La llamada rueda de las televisiones ha sido una trama orquestada entre algunos socios de la entidad SGAE  y directivos de diversas televisiones para lucrarse a través de los ingresos obtenidos por la música en la franja de emisión de madrugada. Según el juez Ismael Moreno, dicha trama, que se ha saldado con 18 detenciones, llegó a generar un fraude de alrededor de 100 millones de euros entre 2006 y 2011 y perjudicó al resto de autores socios de la entidad, que hacía la vista gorda ante este fraude.

En un principio, aprovechando el alto valor que SGAE da a la música emitida en televisión, todo comenzó con la emisión de músicas de baja calidad, o directamente inaudibles que servían de fondo a piezas no musicales,  y también con la variación de alguna nota de obras clásicas o nuevos arreglos  para hacerlas pasar por nuevas, registrarlas a través de una editorial implicada, perteneciente al canal de televisión, a su nombre, y cobrar derechos de forma ilegal, beneficiándose tanto autores como televisiones.

Ante la denuncia que hizo el entonces presidente de SGAE Antón Reixa (que fue fulminantemente depuesto de su cargo), que alertó de que un puñado de autores desconocidos llegaban a ingresar más que autores consagrados como Alejandro Sanz, los responsables de esta trama maquillaron esas veladas musicales ofreciendo a autores de renombre que compusieran material nuevo o rescataran canciones descartadas para interpretarlas de madrugada y cederles el 50% de sus derechos.

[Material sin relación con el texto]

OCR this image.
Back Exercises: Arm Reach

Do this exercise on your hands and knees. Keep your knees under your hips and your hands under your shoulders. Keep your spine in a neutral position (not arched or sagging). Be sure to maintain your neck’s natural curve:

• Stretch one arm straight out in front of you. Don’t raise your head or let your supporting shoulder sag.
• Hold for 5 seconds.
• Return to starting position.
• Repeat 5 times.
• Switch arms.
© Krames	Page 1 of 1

Muchos de ellos aceptaron las condiciones en una época de crisis, aunque nombres importantes como Jorge Martínez, que aseguró haber sido extorsionado para ello, o Santiago Auserón no aceptaron participar.

Ahora, el arbitraje internacional va a poner fin a la rueda de las televisiones. La Organización Mundial de la Propiedad Intelectual ha dictaminado que los ingresos de la entidad por la música nocturna se sitúe entre el 10 y el 20% del total, cuando en este momento supone entre el 50% y el 70% de esa recaudación. Además, sentencia que los fondos inaudibles no pueden generar derecho alguno.